The preparation of dialkyl- and diaryltin(IV) N,N′-dialkylmonothiocarbamates from the alkylammonium salt of the ligand and the appropriate diorganotin(IV) chlorides is described. The compounds R2Sn(R′2mtc)2 and Ph3Sn(R′2 mtc) (R = alkyl, aryl; R′2 = Me, Et; mtc = monothiocarbamate anion) are monomeric in dichloromethane or chloroform and are non-electrolytes in nitromethane. 1H spectra of CDCl3 CD2Cl2 and benzene solutions of R2Sn(R′2mtc)2 indicate that the dialkyltin(IV) moiety is non-linear (J119Sn-1HCH3 ca. 80 Hz) and that the N-alkyl substituents in the monothiocarbamate ligand are magnetically non-equivalent. Stereochemical non-rigidity of Me2Sn(Me2mtc)2 in CD2Cl2 is observed in the 1H nmr spectrum. Two isomeric species are observed with coalescence occurring at -30° to give a single species that shows restricted rotation of the N-methyl substituents.

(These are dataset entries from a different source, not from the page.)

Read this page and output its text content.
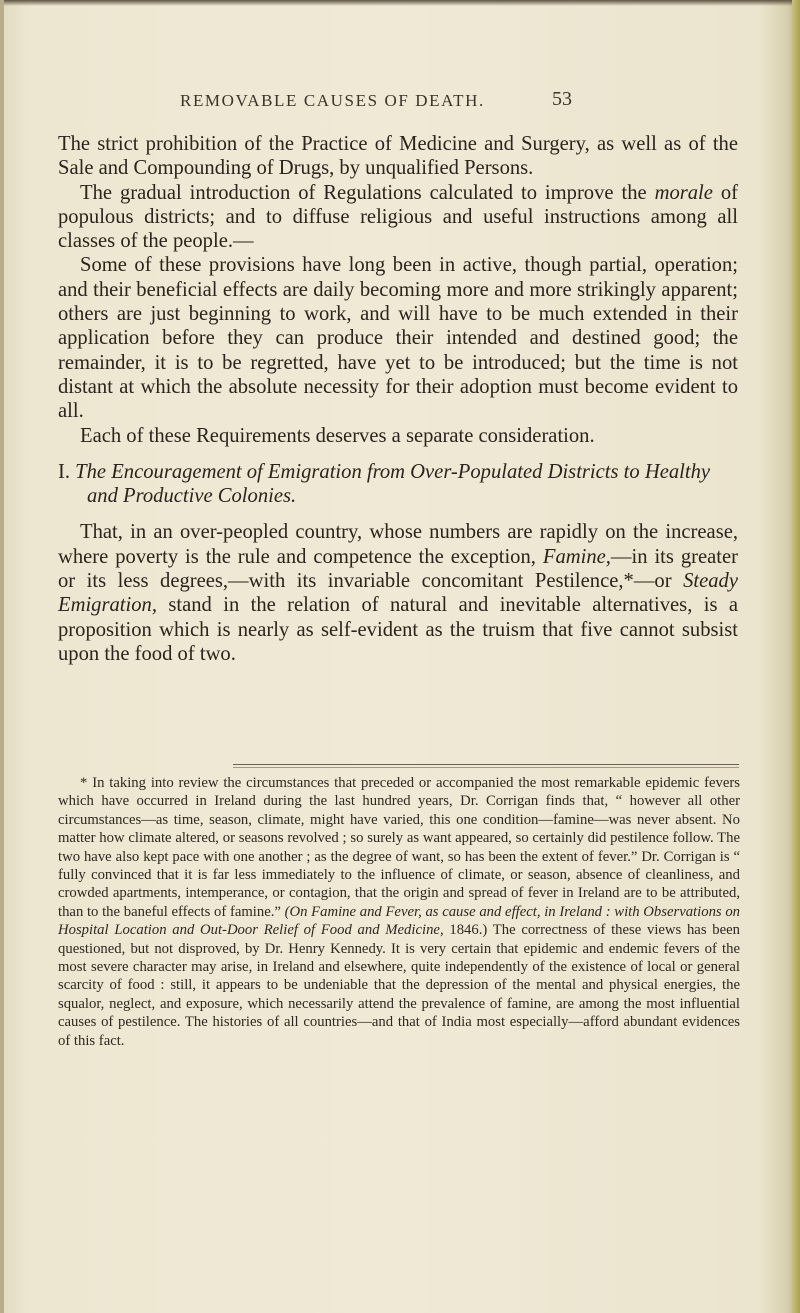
REMOVABLE CAUSES OF DEATH.	53

The strict prohibition of the Practice of Medicine and Surgery, as well as of the Sale and Compounding of Drugs, by unqualified Persons.

The gradual introduction of Regulations calculated to improve the morale of populous districts; and to diffuse religious and useful instructions among all classes of the people.—

Some of these provisions have long been in active, though partial, operation; and their beneficial effects are daily becoming more and more strikingly apparent; others are just beginning to work, and will have to be much extended in their application before they can produce their intended and destined good; the remainder, it is to be regretted, have yet to be introduced; but the time is not distant at which the absolute necessity for their adoption must become evident to all.

Each of these Requirements deserves a separate consideration.

I. The Encouragement of Emigration from Over-Populated Districts to Healthy and Productive Colonies.

That, in an over-peopled country, whose numbers are rapidly on the increase, where poverty is the rule and competence the exception, Famine,—in its greater or its less degrees,—with its invariable concomitant Pestilence,*—or Steady Emigration, stand in the relation of natural and inevitable alternatives, is a proposition which is nearly as self-evident as the truism that five cannot subsist upon the food of two.

* In taking into review the circumstances that preceded or accompanied the most remarkable epidemic fevers which have occurred in Ireland during the last hundred years, Dr. Corrigan finds that, “ however all other circumstances—as time, season, climate, might have varied, this one condition—famine—was never absent. No matter how climate altered, or seasons revolved ; so surely as want appeared, so certainly did pestilence follow. The two have also kept pace with one another ; as the degree of want, so has been the extent of fever.” Dr. Corrigan is “ fully convinced that it is far less immediately to the influence of climate, or season, absence of cleanliness, and crowded apartments, intemperance, or contagion, that the origin and spread of fever in Ireland are to be attributed, than to the baneful effects of famine.” (On Famine and Fever, as cause and effect, in Ireland : with Observations on Hospital Location and Out-Door Relief of Food and Medicine, 1846.) The correctness of these views has been questioned, but not disproved, by Dr. Henry Kennedy. It is very certain that epidemic and endemic fevers of the most severe character may arise, in Ireland and elsewhere, quite independently of the existence of local or general scarcity of food : still, it appears to be undeniable that the depression of the mental and physical energies, the squalor, neglect, and exposure, which necessarily attend the prevalence of famine, are among the most influential causes of pestilence. The histories of all countries—and that of India most especially—afford abundant evidences of this fact.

Further coalescence of these two equal intensity N-methyl signals occurs at 55 °C. A value of J119Sn--CH3(1J = 552 Hz) for the carbon bonded directly to tin in Et2Sn(Me2mtc)2 suggests that this type of compound involves six-coordination of the tin atom with SnS bonding being stronger than Sn-O bonding. The Ph3Sn(R′2mtc) species have distorted trigonal bipyramidal geometry with the oxygen of the bidentate monothiocarbamate in one of the axial positions. © 1979.